Shadow People (2013) (Blu-ray Review)
Directed By: Matthew Arnold
Starring: Dallas Roberts, Alison Eastwood, Anne Dudek
Rated: PG-13/Region: A/2X40/1080p/Number of disc: 1
Available from Anchor Bay
Back in the 1970s several patients in an experimental sleep study reported seeing shadowy intruders. These patients – and hundreds of others – died in their sleep soon after. Doctors called the phenomenon ‘Sudden Unexplained Nocturnal Death Syndrome’. They refused to discuss the shadows. Now a struggling late-night radio host (Dallas Roberts of THE GREY and “Rubicon”) and a skeptical CDC investigator (Alison Eastwood) have begun researching a disturbing new outbreak of shadow sightings and sleep fatalities.

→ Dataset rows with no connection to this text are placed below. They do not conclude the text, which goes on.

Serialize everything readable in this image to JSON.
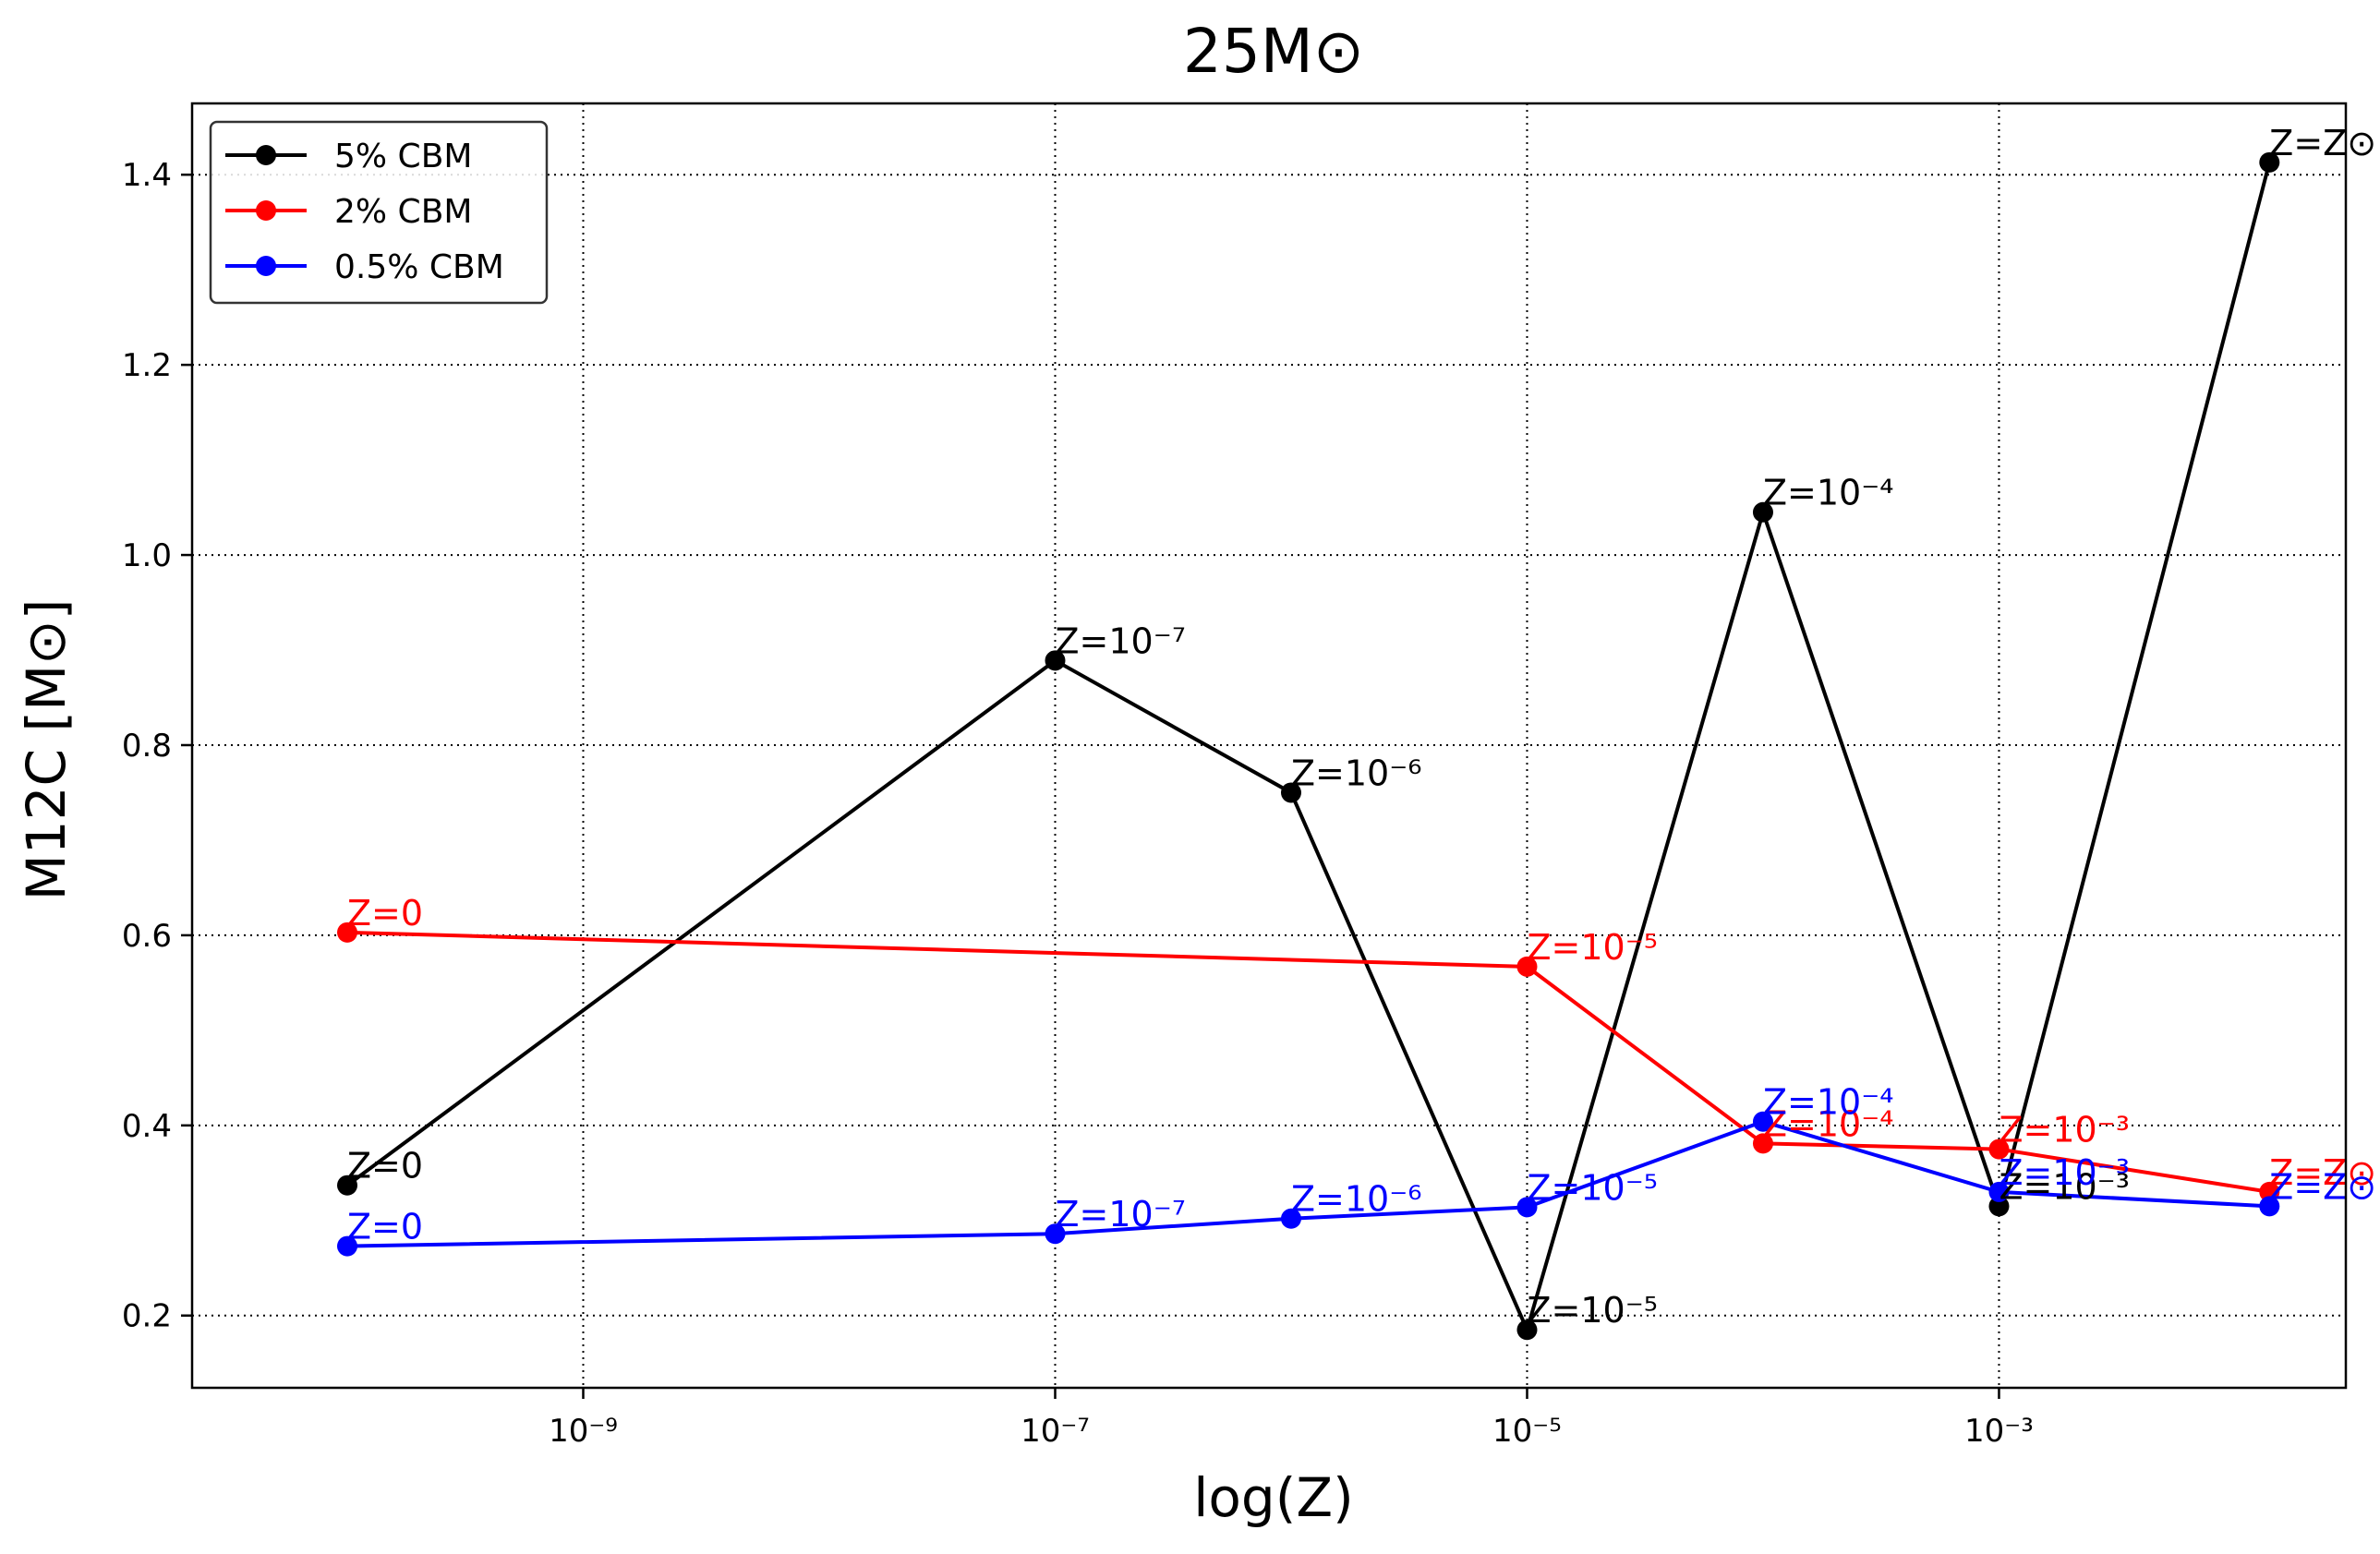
{
  "chart_data": {
    "type": "line",
    "title": "25M⊙",
    "xlabel": "log(Z)",
    "ylabel": "M12C [M⊙]",
    "x_scale": "log",
    "xlim": [
      2.2e-11,
      0.0295
    ],
    "ylim": [
      0.124,
      1.475
    ],
    "x_ticks": [
      {
        "value": 1e-09,
        "label": "10⁻⁹"
      },
      {
        "value": 1e-07,
        "label": "10⁻⁷"
      },
      {
        "value": 1e-05,
        "label": "10⁻⁵"
      },
      {
        "value": 0.001,
        "label": "10⁻³"
      }
    ],
    "y_ticks": [
      {
        "value": 0.2,
        "label": "0.2"
      },
      {
        "value": 0.4,
        "label": "0.4"
      },
      {
        "value": 0.6,
        "label": "0.6"
      },
      {
        "value": 0.8,
        "label": "0.8"
      },
      {
        "value": 1.0,
        "label": "1.0"
      },
      {
        "value": 1.2,
        "label": "1.2"
      },
      {
        "value": 1.4,
        "label": "1.4"
      }
    ],
    "grid": true,
    "legend_position": "top-left",
    "series": [
      {
        "name": "5% CBM",
        "color": "#000000",
        "points": [
          {
            "x": 1e-10,
            "y": 0.337,
            "label": "Z=0"
          },
          {
            "x": 1e-07,
            "y": 0.889,
            "label": "Z=10⁻⁷"
          },
          {
            "x": 1e-06,
            "y": 0.75,
            "label": "Z=10⁻⁶"
          },
          {
            "x": 1e-05,
            "y": 0.185,
            "label": "Z=10⁻⁵"
          },
          {
            "x": 0.0001,
            "y": 1.045,
            "label": "Z=10⁻⁴"
          },
          {
            "x": 0.001,
            "y": 0.315,
            "label": "Z=10⁻³"
          },
          {
            "x": 0.014,
            "y": 1.413,
            "label": "Z=Z⊙"
          }
        ]
      },
      {
        "name": "2% CBM",
        "color": "#ff0000",
        "points": [
          {
            "x": 1e-10,
            "y": 0.603,
            "label": "Z=0"
          },
          {
            "x": 1e-05,
            "y": 0.567,
            "label": "Z=10⁻⁵"
          },
          {
            "x": 0.0001,
            "y": 0.381,
            "label": "Z=10⁻⁴"
          },
          {
            "x": 0.001,
            "y": 0.375,
            "label": "Z=10⁻³"
          },
          {
            "x": 0.014,
            "y": 0.33,
            "label": "Z=Z⊙"
          }
        ]
      },
      {
        "name": "0.5% CBM",
        "color": "#0000ff",
        "points": [
          {
            "x": 1e-10,
            "y": 0.273,
            "label": "Z=0"
          },
          {
            "x": 1e-07,
            "y": 0.286,
            "label": "Z=10⁻⁷"
          },
          {
            "x": 1e-06,
            "y": 0.302,
            "label": "Z=10⁻⁶"
          },
          {
            "x": 1e-05,
            "y": 0.314,
            "label": "Z=10⁻⁵"
          },
          {
            "x": 0.0001,
            "y": 0.404,
            "label": "Z=10⁻⁴"
          },
          {
            "x": 0.001,
            "y": 0.33,
            "label": "Z=10⁻³"
          },
          {
            "x": 0.014,
            "y": 0.315,
            "label": "Z=Z⊙"
          }
        ]
      }
    ]
  }
}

Could this be a case of paranoid hallucination or are these victims literally being scared to death by actual nightmare creatures? Anne Dudek (“Covert Affairs” “House M.D.”) and Mariah Bonner (THE SOCIAL NETWORK) co-star in this supernatural thriller based on true events documenting the authentic existence of SHADOW PEOPLE.

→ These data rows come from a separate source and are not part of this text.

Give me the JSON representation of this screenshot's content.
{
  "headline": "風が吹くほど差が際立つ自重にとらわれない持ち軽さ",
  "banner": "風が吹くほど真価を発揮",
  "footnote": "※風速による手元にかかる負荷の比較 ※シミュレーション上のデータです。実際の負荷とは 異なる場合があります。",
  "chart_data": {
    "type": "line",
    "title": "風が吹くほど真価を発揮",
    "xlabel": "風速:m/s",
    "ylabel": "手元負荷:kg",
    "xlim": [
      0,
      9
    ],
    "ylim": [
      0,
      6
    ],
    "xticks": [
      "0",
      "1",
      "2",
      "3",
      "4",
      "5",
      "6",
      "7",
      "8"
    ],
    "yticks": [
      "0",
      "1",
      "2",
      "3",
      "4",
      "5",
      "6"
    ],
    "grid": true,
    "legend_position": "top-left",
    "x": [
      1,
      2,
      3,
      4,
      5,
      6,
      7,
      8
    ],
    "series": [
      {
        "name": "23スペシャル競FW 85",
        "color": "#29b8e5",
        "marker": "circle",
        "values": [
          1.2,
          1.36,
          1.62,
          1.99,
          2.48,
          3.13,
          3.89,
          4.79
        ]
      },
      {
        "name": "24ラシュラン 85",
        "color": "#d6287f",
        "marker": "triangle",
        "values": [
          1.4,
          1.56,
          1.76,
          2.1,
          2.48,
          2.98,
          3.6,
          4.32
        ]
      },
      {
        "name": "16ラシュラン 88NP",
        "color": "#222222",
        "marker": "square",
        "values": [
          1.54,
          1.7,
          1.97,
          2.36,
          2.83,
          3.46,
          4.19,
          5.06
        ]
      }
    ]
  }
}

Shadow People is a movie that has a great idea and a cool concept behind it, but sadly it fails on delivery. The movie sadly only maintains its creepy for about fifteen minutes before it becomes every other ghost story you’ve seen on a straight to dvd release. After that part of the film it somehow loses the eerie and creepy factor it has by doing everything like every other film you’ve seen. I really hate the fact it goes that route because people who have died in their sleep isn’t a joke and the mystic of that really gives the film an edge that it sadly dulls away for the most part, literally.

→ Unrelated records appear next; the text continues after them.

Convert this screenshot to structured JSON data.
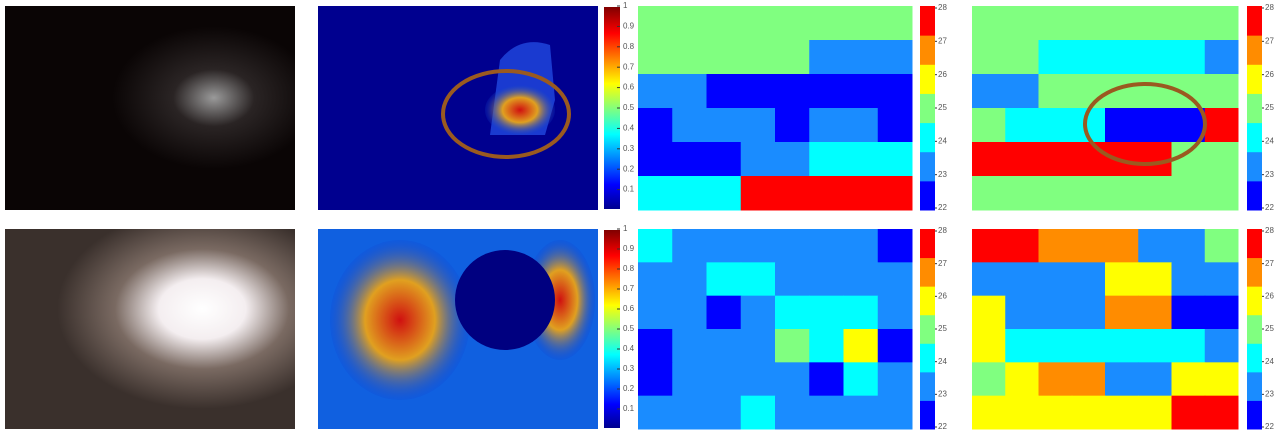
{
  "rows": [
    {
      "attention_colorbar": {
        "lim": [
          0,
          1
        ],
        "ticks": [
          0.1,
          0.2,
          0.3,
          0.4,
          0.5,
          0.6,
          0.7,
          0.8,
          0.9,
          1
        ]
      },
      "grids": [
        {
          "clim": [
            22,
            28
          ],
          "colorbar_ticks": [
            22,
            23,
            24,
            25,
            26,
            27,
            28
          ],
          "cells": [
            [
              25,
              25,
              25,
              25,
              25,
              25,
              25,
              25
            ],
            [
              25,
              25,
              25,
              25,
              25,
              23,
              23,
              23
            ],
            [
              23,
              23,
              22,
              22,
              22,
              22,
              22,
              22
            ],
            [
              22,
              23,
              23,
              23,
              22,
              23,
              23,
              22
            ],
            [
              22,
              22,
              22,
              23,
              23,
              24,
              24,
              24
            ],
            [
              24,
              24,
              24,
              28,
              28,
              28,
              28,
              28
            ]
          ]
        },
        {
          "clim": [
            22,
            28
          ],
          "colorbar_ticks": [
            22,
            23,
            24,
            25,
            26,
            27,
            28
          ],
          "cells": [
            [
              25,
              25,
              25,
              25,
              25,
              25,
              25,
              25
            ],
            [
              25,
              25,
              24,
              24,
              24,
              24,
              24,
              23
            ],
            [
              23,
              23,
              25,
              25,
              25,
              25,
              25,
              25
            ],
            [
              25,
              24,
              24,
              24,
              22,
              22,
              22,
              28
            ],
            [
              28,
              28,
              28,
              28,
              28,
              28,
              25,
              25
            ],
            [
              25,
              25,
              25,
              25,
              25,
              25,
              25,
              25
            ]
          ]
        }
      ]
    },
    {
      "attention_colorbar": {
        "lim": [
          0,
          1
        ],
        "ticks": [
          0.1,
          0.2,
          0.3,
          0.4,
          0.5,
          0.6,
          0.7,
          0.8,
          0.9,
          1
        ]
      },
      "grids": [
        {
          "clim": [
            22,
            28
          ],
          "colorbar_ticks": [
            22,
            23,
            24,
            25,
            26,
            27,
            28
          ],
          "cells": [
            [
              24,
              23,
              23,
              23,
              23,
              23,
              23,
              22
            ],
            [
              23,
              23,
              24,
              24,
              23,
              23,
              23,
              23
            ],
            [
              23,
              23,
              22,
              23,
              24,
              24,
              24,
              23
            ],
            [
              22,
              23,
              23,
              23,
              25,
              24,
              26,
              22
            ],
            [
              22,
              23,
              23,
              23,
              23,
              22,
              24,
              23
            ],
            [
              23,
              23,
              23,
              24,
              23,
              23,
              23,
              23
            ]
          ]
        },
        {
          "clim": [
            22,
            28
          ],
          "colorbar_ticks": [
            22,
            23,
            24,
            25,
            26,
            27,
            28
          ],
          "cells": [
            [
              28,
              28,
              27,
              27,
              27,
              23,
              23,
              25
            ],
            [
              23,
              23,
              23,
              23,
              26,
              26,
              23,
              23
            ],
            [
              26,
              23,
              23,
              23,
              27,
              27,
              22,
              22
            ],
            [
              26,
              24,
              24,
              24,
              24,
              24,
              24,
              23
            ],
            [
              25,
              26,
              27,
              27,
              23,
              23,
              26,
              26
            ],
            [
              26,
              26,
              26,
              26,
              26,
              26,
              28,
              28
            ]
          ]
        }
      ]
    }
  ],
  "palette": [
    "#0000ff",
    "#1a8cff",
    "#00ffff",
    "#80ff80",
    "#ffff00",
    "#ff8c00",
    "#ff0000"
  ]
}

The film has a great male lead in Dallas Roberts as our radio host, Charlie. I just wish the man had more to work with because a great idea and lead just needs a great script to make a new classic. The potential was here, but being dull and too by the numbers can put the damper on that fast. And so it does here in this movie. As for the transfer, well it at least looks great for what it is. The movie also adds in a few different camera and styles for overall presentation, shame the end results wasn’t better because all the tools are clearly here, just unused.